Ethan se levantou devolvendo a garrafa intocada para Dominik.

– Porque não sou criança desde os sete anos. – Então Ethan se virou para ele e puxou a camisa de linho até os mamilos, sua barriga possuía marcas por toda parte, cicatrizes, cortes, se virou e as costas estavam no mesmo estado. – Nunca participei de uma luta real entre assassinos e templários, que são nossos inimigos.

Dominik se curvou observando as cicatrizes enquanto Ethan cobria o corpo novamente.

– Na Turquia existia uma mania de treinar crianças desde cedo para que elas esquecessem da vida que tiveram e lembrassem apenas da vida de soldado, essas crianças não conheciam amor ou afeição, eram armas apenas, eram Janízaros. Os Assassinos guiados por Ezio Auditore porem cuidaram para que essa pratica fosse encerrada, meu pai gosta desse conceito, treinamento desde cedo, porem eu recebi amor e afeição, mas não tive escolhas. – Ethan disse sorrindo tristonho olhando para as mãos enquanto balançava os dedos. – Por isso fugi, porque tinha amor por mim mesmo, aquilo não era vida. E você não falou sobre seu pai.

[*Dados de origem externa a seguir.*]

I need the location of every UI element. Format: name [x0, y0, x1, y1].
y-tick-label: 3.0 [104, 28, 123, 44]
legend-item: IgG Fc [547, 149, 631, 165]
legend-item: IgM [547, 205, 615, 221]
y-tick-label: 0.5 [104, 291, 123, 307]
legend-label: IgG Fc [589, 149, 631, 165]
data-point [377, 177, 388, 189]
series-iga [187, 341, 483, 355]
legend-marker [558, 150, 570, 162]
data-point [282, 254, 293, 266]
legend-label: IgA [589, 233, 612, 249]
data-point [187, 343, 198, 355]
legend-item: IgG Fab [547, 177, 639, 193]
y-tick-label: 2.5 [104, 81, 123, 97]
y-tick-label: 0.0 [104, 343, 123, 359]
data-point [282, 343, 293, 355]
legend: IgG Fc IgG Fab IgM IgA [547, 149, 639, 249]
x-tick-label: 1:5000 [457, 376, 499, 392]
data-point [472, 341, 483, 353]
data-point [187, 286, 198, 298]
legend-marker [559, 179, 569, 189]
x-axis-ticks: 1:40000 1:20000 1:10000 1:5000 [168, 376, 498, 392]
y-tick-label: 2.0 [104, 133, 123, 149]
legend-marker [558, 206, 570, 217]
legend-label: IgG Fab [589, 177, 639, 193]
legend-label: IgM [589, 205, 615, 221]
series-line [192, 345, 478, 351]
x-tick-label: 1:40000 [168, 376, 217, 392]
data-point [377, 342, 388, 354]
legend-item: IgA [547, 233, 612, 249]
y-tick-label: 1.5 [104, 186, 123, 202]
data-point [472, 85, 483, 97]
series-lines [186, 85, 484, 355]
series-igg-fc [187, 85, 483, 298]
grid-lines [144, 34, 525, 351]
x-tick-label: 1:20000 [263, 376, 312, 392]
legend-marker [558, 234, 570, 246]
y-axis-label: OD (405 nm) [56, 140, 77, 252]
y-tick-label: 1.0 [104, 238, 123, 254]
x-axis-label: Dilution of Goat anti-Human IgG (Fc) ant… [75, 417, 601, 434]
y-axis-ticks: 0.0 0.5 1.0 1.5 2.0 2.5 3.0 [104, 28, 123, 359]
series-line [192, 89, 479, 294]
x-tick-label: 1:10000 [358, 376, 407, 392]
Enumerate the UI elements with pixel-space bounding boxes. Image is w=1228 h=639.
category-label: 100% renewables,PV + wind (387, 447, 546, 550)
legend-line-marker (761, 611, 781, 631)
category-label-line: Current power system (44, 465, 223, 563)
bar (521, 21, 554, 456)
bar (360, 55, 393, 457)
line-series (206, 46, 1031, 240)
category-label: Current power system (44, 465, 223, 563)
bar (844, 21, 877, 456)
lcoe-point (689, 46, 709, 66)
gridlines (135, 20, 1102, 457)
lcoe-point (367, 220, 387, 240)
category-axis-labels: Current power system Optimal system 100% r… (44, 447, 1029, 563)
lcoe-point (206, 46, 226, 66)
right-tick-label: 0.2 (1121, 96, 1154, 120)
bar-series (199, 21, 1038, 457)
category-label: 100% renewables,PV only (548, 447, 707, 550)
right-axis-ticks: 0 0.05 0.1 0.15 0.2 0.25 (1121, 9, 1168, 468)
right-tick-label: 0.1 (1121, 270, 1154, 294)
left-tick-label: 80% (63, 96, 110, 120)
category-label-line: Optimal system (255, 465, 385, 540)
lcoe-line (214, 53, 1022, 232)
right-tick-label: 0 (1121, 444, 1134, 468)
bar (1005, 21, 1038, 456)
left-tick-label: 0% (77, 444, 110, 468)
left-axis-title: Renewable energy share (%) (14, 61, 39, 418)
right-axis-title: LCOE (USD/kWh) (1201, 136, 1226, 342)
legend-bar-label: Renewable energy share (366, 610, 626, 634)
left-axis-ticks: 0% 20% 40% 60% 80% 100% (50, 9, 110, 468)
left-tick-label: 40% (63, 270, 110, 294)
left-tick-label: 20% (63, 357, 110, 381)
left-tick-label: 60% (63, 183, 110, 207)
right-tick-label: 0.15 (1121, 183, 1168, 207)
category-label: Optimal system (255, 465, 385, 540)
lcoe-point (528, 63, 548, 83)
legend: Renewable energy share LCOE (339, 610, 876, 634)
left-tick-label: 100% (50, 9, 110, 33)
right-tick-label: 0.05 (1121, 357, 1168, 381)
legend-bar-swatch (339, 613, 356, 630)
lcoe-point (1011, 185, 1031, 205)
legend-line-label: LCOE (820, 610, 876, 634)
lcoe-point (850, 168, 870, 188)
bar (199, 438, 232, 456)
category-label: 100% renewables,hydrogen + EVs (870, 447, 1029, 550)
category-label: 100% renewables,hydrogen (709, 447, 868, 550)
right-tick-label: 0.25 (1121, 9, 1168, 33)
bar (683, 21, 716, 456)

– A sim, ele foi embora quando viu que a barriga de minha mãe crescia. Um canalha. – Dominik disse olhando para Ethan. – Tu porem tem uma história bem mais interessante.

– Olha. – Ethan subiu a manga da camisa mostrando um bracelete preso ao seu braço, era grosso e de couro com partes em ferro costurado e tinha uma corrente fina metálica numa ponta com um anel na outra ponta, ele colocou o anel no dedo anular e a corda de aço ficou esticada pela palma da sua mão quase que por completa. Então com a palma da mão aberta ele movimento o pulso para trás e a corda metálica se esticou ao extremo, assim que o pulso chegou a um limite a corda metálica parou de esticar e um estalo se ouviu junto do som de metal deslizando contra metal e a lamina oculta saiu da bainha do bracelete pelo pulso de Ethan ficando com 25 centímetros de comprimento e uma ponta afiada.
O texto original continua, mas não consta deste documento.